Faithfull’s producer and engineer – who has also worked with P.J Harvey for a long time – Head and Faithfull were both in the latter’s flat in London, using a spare room to first record Faithfull’s reading of the poetry. The singer, who is a writer herself, spoke on the collaborative nature of this record: “It was lockdown,” she says, “So I recorded with Head alone in that little room, then we sent it to Warren in Paris, and he put it together. We got a lot of help. Nick Cave played piano. Brian Eno was wonderful too, and played all sorts of things, and Vincent Ségal played cello. So it was all done separately in this extraordinary moment in our lives on this fucking planet.”
She Walks in Beauty sees Warren Ellis of Nick Cave and the Bad Seeds provide the instrumentation as a kind of musical bedrock to Faithfull’s recital of this dying art form. “They’re poems that are full of wonder, that celebrate the great things we can do,” said Warren Ellis.
“I didn’t think of them as songs, so I wasn’t locked into melodies or chords, and I could take incredible liberties. It wasn’t about creating something that had to follow the text or outline it. It was free in that respect. The important thing was that it didn’t get in the way. Some of it’s like musique concrete, street sounds, stuff like that.”
The creative process behind the collaborative project, as it was done remotely from one another, seems that it had a lot of room for spontaneity. “My preferred way of making music is to leave a lot of it to chance, to let accidents happen,” Ellis said. Warren Ellis and Brian Eno went back and forth with another; Vincent Ségal played cello and Nick Cave provided piano. “I sent him this loop with a string figure, and I don’t know what he put on it, but it all starts moving around, and these strange waves go through it,” Ellis said about his line of communication with Eno.
As to the nature of Faithfull’s speaking voice; none can soothe better. As she reads the poems you know that she has lived for a long time with them – they are a part of her.

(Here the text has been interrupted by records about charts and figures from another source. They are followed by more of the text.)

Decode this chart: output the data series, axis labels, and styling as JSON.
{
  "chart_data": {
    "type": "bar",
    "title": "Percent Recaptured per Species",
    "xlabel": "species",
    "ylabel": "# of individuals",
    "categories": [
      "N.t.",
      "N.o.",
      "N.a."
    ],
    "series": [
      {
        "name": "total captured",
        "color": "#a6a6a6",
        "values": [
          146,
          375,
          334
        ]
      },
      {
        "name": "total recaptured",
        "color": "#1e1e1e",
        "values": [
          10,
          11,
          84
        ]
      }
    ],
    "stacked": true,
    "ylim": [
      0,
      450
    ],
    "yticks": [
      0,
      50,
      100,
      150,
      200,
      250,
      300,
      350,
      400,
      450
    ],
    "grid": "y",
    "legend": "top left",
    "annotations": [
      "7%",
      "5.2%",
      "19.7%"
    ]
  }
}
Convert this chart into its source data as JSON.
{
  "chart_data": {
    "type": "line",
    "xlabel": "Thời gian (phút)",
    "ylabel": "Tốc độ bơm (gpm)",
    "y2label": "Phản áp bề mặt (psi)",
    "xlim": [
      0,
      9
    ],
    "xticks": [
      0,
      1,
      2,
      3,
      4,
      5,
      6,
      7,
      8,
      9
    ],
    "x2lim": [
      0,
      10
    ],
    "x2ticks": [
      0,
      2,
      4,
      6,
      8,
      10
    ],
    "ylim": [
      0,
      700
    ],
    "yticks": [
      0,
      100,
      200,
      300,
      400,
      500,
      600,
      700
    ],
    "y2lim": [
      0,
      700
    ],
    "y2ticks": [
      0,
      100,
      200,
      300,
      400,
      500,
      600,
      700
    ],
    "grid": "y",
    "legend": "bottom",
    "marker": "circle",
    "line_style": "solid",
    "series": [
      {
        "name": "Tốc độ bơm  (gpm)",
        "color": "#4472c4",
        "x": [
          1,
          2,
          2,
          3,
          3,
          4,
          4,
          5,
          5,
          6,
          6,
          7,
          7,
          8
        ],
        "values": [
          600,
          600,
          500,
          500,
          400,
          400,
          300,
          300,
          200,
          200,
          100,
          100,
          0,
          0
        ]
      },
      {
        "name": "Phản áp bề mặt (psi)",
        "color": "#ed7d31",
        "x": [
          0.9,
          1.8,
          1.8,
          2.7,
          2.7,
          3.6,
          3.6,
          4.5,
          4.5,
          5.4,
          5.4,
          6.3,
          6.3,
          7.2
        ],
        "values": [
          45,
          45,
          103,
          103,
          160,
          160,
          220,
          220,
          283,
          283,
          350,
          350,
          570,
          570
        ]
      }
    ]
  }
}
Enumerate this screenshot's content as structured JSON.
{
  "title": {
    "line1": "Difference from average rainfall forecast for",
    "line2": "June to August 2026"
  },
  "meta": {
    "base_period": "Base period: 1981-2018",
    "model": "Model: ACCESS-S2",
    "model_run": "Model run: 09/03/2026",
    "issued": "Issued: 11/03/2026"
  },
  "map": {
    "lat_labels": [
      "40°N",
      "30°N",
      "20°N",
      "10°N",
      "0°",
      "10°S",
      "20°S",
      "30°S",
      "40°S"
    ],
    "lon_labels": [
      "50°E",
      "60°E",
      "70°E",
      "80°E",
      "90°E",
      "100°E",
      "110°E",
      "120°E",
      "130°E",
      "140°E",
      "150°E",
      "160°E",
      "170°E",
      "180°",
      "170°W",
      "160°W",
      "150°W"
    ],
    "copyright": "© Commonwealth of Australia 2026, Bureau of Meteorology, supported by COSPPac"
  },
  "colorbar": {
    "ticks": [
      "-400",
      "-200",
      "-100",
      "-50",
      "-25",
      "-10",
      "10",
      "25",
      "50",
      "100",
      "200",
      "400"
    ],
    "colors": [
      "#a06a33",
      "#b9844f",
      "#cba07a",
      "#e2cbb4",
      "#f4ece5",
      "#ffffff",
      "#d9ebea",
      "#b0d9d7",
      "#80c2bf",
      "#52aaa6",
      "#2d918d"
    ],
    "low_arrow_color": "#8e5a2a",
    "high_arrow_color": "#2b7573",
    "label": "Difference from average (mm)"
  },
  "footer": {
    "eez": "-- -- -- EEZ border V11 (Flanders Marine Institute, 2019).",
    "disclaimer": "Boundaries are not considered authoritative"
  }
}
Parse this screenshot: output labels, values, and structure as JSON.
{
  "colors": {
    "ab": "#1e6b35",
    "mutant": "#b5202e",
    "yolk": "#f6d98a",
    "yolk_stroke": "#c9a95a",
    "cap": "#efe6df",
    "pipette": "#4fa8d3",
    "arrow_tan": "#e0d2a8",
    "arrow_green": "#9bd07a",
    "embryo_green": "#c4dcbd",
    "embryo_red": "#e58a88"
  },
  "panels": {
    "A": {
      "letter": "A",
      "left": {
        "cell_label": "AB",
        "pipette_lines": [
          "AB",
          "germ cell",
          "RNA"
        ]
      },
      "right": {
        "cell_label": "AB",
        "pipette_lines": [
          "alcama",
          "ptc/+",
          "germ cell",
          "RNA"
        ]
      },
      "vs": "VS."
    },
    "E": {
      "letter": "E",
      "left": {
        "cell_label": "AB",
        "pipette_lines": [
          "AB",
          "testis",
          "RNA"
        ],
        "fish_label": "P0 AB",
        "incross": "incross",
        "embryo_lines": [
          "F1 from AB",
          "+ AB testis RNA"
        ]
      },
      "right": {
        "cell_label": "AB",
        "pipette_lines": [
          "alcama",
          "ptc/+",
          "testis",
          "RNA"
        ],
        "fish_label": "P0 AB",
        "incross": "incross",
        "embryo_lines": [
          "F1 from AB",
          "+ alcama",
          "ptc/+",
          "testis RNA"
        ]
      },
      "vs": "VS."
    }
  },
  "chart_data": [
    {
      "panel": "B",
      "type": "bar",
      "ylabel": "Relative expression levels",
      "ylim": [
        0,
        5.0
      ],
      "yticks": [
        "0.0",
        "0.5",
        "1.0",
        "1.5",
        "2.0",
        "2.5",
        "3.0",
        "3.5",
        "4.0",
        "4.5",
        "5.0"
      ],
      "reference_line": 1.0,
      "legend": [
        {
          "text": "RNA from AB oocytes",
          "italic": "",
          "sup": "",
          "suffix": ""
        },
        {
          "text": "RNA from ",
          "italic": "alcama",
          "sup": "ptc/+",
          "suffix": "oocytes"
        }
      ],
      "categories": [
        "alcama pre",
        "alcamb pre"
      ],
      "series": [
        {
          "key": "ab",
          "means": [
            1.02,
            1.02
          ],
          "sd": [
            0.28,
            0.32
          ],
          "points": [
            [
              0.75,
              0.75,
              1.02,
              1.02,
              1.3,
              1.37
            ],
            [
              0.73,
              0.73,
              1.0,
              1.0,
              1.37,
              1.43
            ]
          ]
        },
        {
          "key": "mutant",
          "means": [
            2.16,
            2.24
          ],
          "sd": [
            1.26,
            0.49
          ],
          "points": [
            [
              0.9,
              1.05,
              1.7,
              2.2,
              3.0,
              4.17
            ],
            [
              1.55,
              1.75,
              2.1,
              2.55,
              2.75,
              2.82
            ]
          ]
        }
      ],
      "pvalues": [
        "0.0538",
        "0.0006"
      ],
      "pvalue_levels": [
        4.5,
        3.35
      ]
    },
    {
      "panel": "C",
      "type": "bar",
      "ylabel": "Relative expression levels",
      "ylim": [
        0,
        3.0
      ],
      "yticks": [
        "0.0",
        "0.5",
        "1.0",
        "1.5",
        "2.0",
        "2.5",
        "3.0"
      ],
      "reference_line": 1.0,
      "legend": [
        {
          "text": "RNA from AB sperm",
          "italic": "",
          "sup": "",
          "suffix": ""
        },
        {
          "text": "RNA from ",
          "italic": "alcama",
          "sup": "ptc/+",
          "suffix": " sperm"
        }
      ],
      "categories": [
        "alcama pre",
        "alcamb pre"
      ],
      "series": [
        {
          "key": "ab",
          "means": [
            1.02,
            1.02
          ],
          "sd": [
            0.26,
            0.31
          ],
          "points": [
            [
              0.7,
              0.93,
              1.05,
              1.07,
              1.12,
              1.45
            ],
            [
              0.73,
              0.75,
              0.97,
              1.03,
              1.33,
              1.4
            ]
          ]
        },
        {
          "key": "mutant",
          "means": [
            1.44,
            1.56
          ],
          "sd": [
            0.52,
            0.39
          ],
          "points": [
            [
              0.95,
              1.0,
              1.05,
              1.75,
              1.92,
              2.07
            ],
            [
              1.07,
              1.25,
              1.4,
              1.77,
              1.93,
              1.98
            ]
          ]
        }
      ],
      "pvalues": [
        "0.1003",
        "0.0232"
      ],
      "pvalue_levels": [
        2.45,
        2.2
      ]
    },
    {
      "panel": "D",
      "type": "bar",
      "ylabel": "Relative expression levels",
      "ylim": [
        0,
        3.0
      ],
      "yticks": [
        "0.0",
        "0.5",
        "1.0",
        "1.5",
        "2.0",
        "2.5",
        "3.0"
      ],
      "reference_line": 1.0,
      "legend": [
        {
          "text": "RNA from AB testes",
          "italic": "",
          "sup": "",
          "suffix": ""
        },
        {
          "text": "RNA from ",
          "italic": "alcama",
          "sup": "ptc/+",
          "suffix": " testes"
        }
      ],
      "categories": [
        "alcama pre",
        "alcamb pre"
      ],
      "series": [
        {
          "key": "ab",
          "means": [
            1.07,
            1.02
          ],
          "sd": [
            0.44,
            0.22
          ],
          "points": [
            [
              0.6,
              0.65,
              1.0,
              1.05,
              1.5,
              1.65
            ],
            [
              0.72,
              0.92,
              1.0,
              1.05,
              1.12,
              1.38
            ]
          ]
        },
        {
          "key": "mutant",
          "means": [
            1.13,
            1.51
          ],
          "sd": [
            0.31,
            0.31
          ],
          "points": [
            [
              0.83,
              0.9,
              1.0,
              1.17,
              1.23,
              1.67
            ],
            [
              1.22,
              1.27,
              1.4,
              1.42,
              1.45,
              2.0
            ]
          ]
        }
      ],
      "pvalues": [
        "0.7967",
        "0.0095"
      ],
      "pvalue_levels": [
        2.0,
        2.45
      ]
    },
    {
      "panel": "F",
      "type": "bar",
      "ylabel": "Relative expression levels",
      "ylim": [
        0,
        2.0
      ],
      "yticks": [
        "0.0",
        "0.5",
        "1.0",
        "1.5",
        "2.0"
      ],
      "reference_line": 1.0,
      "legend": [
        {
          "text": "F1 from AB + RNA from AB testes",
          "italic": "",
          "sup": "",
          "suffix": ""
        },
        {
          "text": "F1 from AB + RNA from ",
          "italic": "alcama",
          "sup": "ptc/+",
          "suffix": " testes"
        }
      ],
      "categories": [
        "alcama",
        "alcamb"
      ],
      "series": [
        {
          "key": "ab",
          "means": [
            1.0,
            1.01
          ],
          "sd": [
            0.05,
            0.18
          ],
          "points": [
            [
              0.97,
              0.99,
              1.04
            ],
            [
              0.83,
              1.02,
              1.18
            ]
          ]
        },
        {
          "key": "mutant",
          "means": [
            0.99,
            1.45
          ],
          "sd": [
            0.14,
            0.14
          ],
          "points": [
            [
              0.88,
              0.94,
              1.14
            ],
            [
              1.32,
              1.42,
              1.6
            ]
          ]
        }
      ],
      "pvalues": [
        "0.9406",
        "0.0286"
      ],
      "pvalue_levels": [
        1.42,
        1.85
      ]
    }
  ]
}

The texture of Faithfull’s voice is worn and aged, which is necessary to read these poems with authority. Like a tree trunk has growth rings – her voice is granular and sorrowful but wise and poetically melancholy.
As the multi-instrumentalist that he is, Warren Ellis does his beautiful yet simple magic. It does not distract the listener from what Faithfull is saying. Ellis, as always, seeks to support the song and composition, he never overplays in anything that he does, but his playing is impressionistic and it will stick with you for a long time.
Marianne Faithfull’s She Walks in Beauty was released 30th of April and available.